The treatment, that at the beggining was perfectly working, failed. The person found out that his body wanted to get even more bigger and started attacking the lungs. A little bit as Hazel, is it not?

But then again, everyone has his Amsterdam moment. Longer or shorter this moments exist and when they are over, the fault is really on our stars. As Hazel, and Peter, pointed out there are different infinities and now I quote the book directly,

There are infinite numbers between 0 and 1. There’s .1 and .12 and .112 and an infinite collection of others. Of course, there is a bigger infinite set of numbers between 0 and 2, or between 0 and a million. Some infinities are bigger than other infinities”.

But, in my opinion, which honestly would be a close Augustus Waters opinion because we are much alike, except for the outstanding happiness towards negative things, there is one endless infinity (I thought on writing infinite infinity, but it was so confusing). Pain, eventhough “it demands to be felt”, is the greatest infinity that we’ll live during this “body growth”. Obviously the person with cancer really feels the pain in it but the other people feel it too. I might not be a relative but as I pointed out this guy is one my closest friends so when I feel that he is pain because of what his relative is going through, I feel the second biggest infinity… helplessness.

These are the two biggest infinities when it comes to cancer, pain and helplessness. The feeling of not being able to help a friend is… It comes to a time where we say things and we just try to believe in them so the other believes it too, but we can’t believe it. I may say “Come on, everything is going to get better” but how can I believe it if I can’t be sure of that?

Every day it gets harder to find an Amsterdam or a joyful Gus. One day we just turn out to be what Augustus Waters was in the end, humans.

We just have to live everyday as if it was a party, a really great party, where we throw eggs to people we don’t like, where we drink stars, where we listen to swedish hip hop just because of the feeling and not because of what they’re saying. Not everything in life can have a meaning, otherwise life would be meaningless, some things, like pain, just have to be felt but pain has not to be the only thing we feel.


I posted this text originally on my Tumblr account and now, as I am writing this, life changed again. There’s no more Amesterdam, no more Gus, no more hope. Just complete nothing.

Losing someone is the final stage of pain.

I always thought of myself as a cold-hearted guy who did not fear or pitty death.

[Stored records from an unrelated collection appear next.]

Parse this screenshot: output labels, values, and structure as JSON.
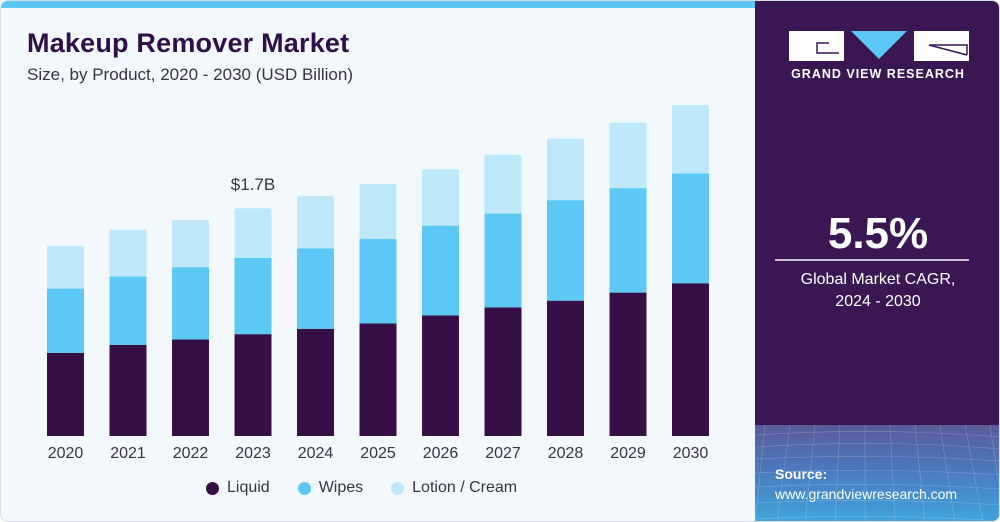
{
  "header": {
    "title": "Makeup Remover Market",
    "subtitle": "Size, by Product, 2020 - 2030 (USD Billion)"
  },
  "brand": {
    "name": "GRAND VIEW RESEARCH",
    "colors": {
      "dark": "#3a1752",
      "accent": "#5bc8f5"
    }
  },
  "kpi": {
    "value": "5.5%",
    "label_line1": "Global Market CAGR,",
    "label_line2": "2024 - 2030"
  },
  "source": {
    "label": "Source:",
    "url": "www.grandviewresearch.com"
  },
  "chart_data": {
    "type": "bar",
    "stacked": true,
    "title": "Makeup Remover Market",
    "subtitle": "Size, by Product, 2020 - 2030 (USD Billion)",
    "xlabel": "",
    "ylabel": "",
    "ylim": [
      0,
      2.6
    ],
    "grid": false,
    "legend_position": "bottom",
    "categories": [
      "2020",
      "2021",
      "2022",
      "2023",
      "2024",
      "2025",
      "2026",
      "2027",
      "2028",
      "2029",
      "2030"
    ],
    "series": [
      {
        "name": "Liquid",
        "color": "#360f47",
        "values": [
          0.62,
          0.68,
          0.72,
          0.76,
          0.8,
          0.84,
          0.9,
          0.96,
          1.01,
          1.07,
          1.14
        ]
      },
      {
        "name": "Wipes",
        "color": "#5bc8f5",
        "values": [
          0.48,
          0.51,
          0.54,
          0.57,
          0.6,
          0.63,
          0.67,
          0.7,
          0.75,
          0.78,
          0.82
        ]
      },
      {
        "name": "Lotion / Cream",
        "color": "#bde8fa",
        "values": [
          0.32,
          0.35,
          0.35,
          0.37,
          0.39,
          0.41,
          0.42,
          0.44,
          0.46,
          0.49,
          0.51
        ]
      }
    ],
    "annotations": [
      {
        "category": "2023",
        "text": "$1.7B"
      }
    ]
  }
}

As I’ve always pointed out: dying is the only thing we know will happen when we are born. But even knowing this, the day when the fight was over and we’d lost was not easier.

I never was the crying guy, whatever it happened. I guess that’s not true anymore. Since the twenty seventh of August I cried a lot. I cannot stop myself as I ever thought I could and the worst part is that the helplessness feeling just grew.

In the end life is just not as beautiful as we had imagined.